It was 1990 and Lisa Scott-Coleman was in the kitchen busy making dinner, unaware that her life was about to take an entirely different trajectory.
She had a good job, a management role for a medical company, and was about to get married.
Scott-Coleman’s fiancé, Robert, came home from work complaining he wasn’t feeling well. All of a sudden he started having what Scott-Coleman describes as “seizures” saying, “I need to get some air.” Scott helped Robert into the backyard and got him a chair. “The last thing he said to me was, ‘Can you untie my boots?’”

Robert collapsed and died. Lisa was devastated.
Cause of death was a pulmonary embolism. “The doctors said if he had been on the operating table when this happened there was likely nothing they could have done for him,” Scott-Coleman says, her voice dropping a measure as she relives the horrible day.
Congo Funeral Home in Wilmington handled the obsequies for Robert Hairston. He was thirty-one years old.

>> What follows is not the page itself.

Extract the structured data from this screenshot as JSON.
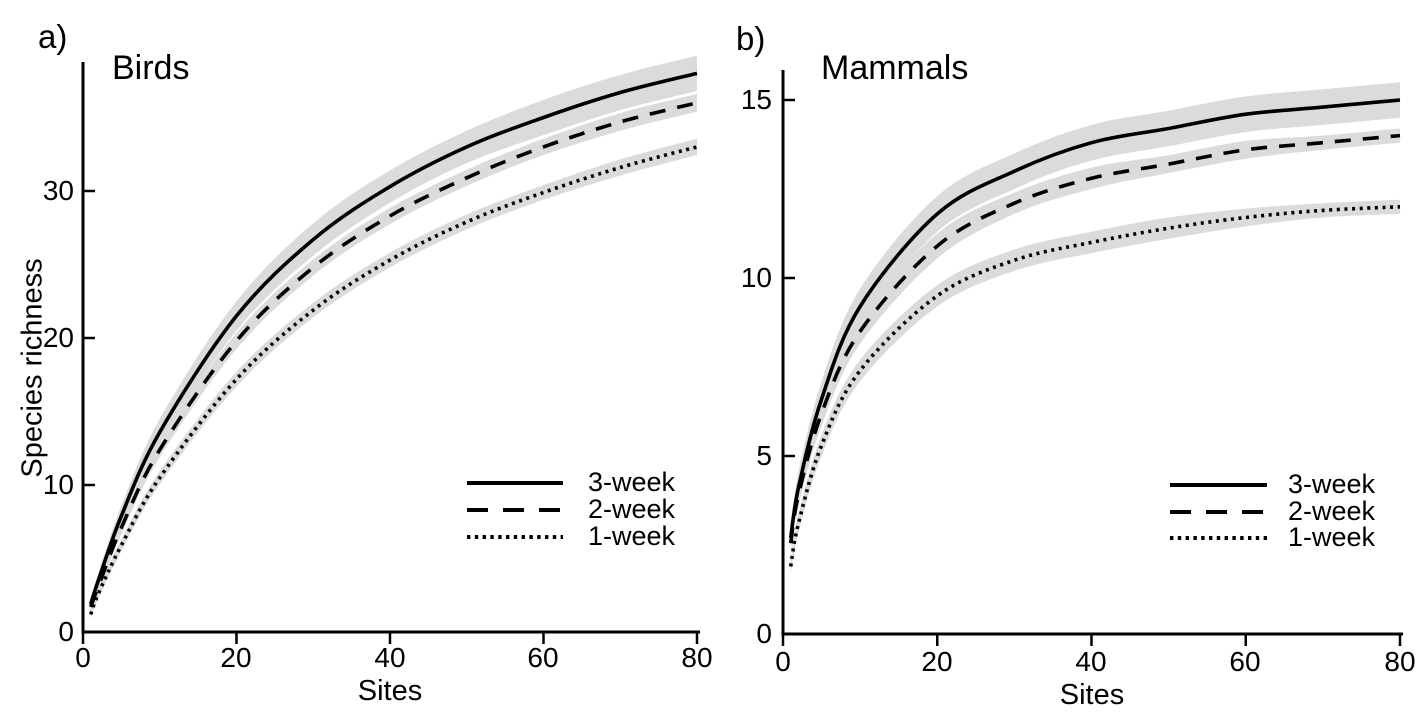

I ask Scott-Coleman if her fiancé’s funeral is what got her interested in funeral service and she replies candidly, “No, not precisely.” She goes on to explain, “It wasn’t the experience of the funeral, though I’d always been curious about funerals. I wanted to help others dealing with the same feelings.”
That’s when she unknowingly started down the path to what would one day become the Lisa Scott Funeral Home, P.A. in Havre De Grace, Maryland.